Some obversations from Jerry Work, well known furniture maker, in a similar discussion a few years ago:
"One big feature [of a jointer/planer combo] is that you are jointing and planing with the same cutter head, so the joined side and the planed side will take finish the same way. For critical work, the different knives on a separate jointer and planer often will result in the finish winding up different on the joined side from what it is on the planed side. A second feature on the Felder and MiniMax versions of these machines is there is no snipe, none, nada, so you do not need to over cut your pieces before joining or planing.

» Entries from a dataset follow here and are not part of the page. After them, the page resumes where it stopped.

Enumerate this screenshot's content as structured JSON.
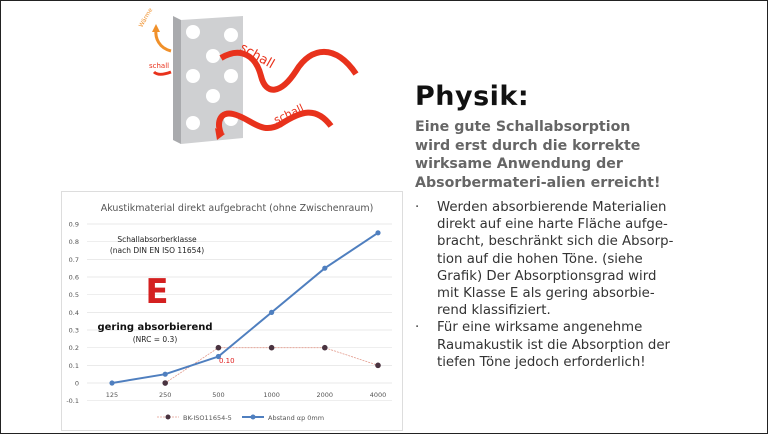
{
  "illustration": {
    "labels": [
      "Wärme",
      "schall",
      "schall",
      "schall"
    ],
    "colors": {
      "wall": "#c8c9cb",
      "wave": "#e8321c",
      "heat": "#f0902a"
    }
  },
  "heading": "Physik:",
  "lead": "Eine gute Schallabsorption wird erst durch die korrekte wirksame Anwendung der Absorbermateri-alien erreicht!",
  "bullets": [
    {
      "marker": "·",
      "text": "Werden absorbierende Materialien direkt auf eine harte Fläche aufge-bracht, beschränkt sich die Absorp-tion auf die hohen Töne.  (siehe Grafik) Der Absorptionsgrad wird mit Klasse E als gering absorbie-rend klassifiziert."
    },
    {
      "marker": "·",
      "text": "Für eine wirksame angenehme Raumakustik ist die Absorption der tiefen Töne jedoch erforderlich!"
    }
  ],
  "chart_data": {
    "type": "line",
    "title": "Akustikmaterial direkt aufgebracht (ohne Zwischenraum)",
    "categories": [
      "125",
      "250",
      "500",
      "1000",
      "2000",
      "4000"
    ],
    "ylim": [
      -0.1,
      0.9
    ],
    "yticks": [
      "-0.1",
      "0",
      "0.1",
      "0.2",
      "0.3",
      "0.4",
      "0.5",
      "0.6",
      "0.7",
      "0.8",
      "0.9"
    ],
    "grid": true,
    "legend": "bottom",
    "series": [
      {
        "name": "BK-ISO11654-5",
        "values": [
          null,
          0,
          0.2,
          0.2,
          0.2,
          0.1
        ],
        "color": "#4a3340",
        "line_color": "#e39a8c"
      },
      {
        "name": "Abstand  αp 0mm",
        "values": [
          0,
          0.05,
          0.15,
          0.4,
          0.65,
          0.85
        ],
        "color": "#4f7fbf"
      }
    ],
    "annotations": {
      "class_title": "Schallabsorberklasse",
      "class_norm": "(nach DIN EN ISO 11654)",
      "class_letter": "E",
      "class_desc": "gering absorbierend",
      "nrc": "(NRC = 0.3)",
      "point_label": "0.10"
    },
    "colors": {
      "class_letter": "#d42020",
      "point_label": "#e02020"
    }
  }
}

But, for me, building fine furniture all day long every day, the most important benefit from the combination machines is that I walk far less than when I used separate machines. I simply do a dance moving between the various functions, first breaking down most solid woods to rough length, then to the jointer function where I joint one face and one edge, then to the band saw where I rip to rough width and thickness (way safer than ripping on a circular saw), back to the planer where I plane to exact width and thickness and then back to the saw function where I cut to exact length. In my studio set up this is a very tight, efficient circle. It is fast enough that I never both to cut more pieces than I need. If one piece turns out to be bad, I simply make another on the fly.
Since adding the Kapex work station to this set up I now do the initial solid wood plank break down to rough length on the Kapex and often return there for the final cuts to exact length as well. I have the Kapex right and left measured stops calibrated to the squaring fence stops on the sliding table so each produces the same result. If there are a lot of pieces to cut to exact length I use the combination machine as it is a bit faster to do the squaring cut on one end, flip the piece and do the dimension cut on the other there than it is to move the wood side to side to make both cuts on the Kapex."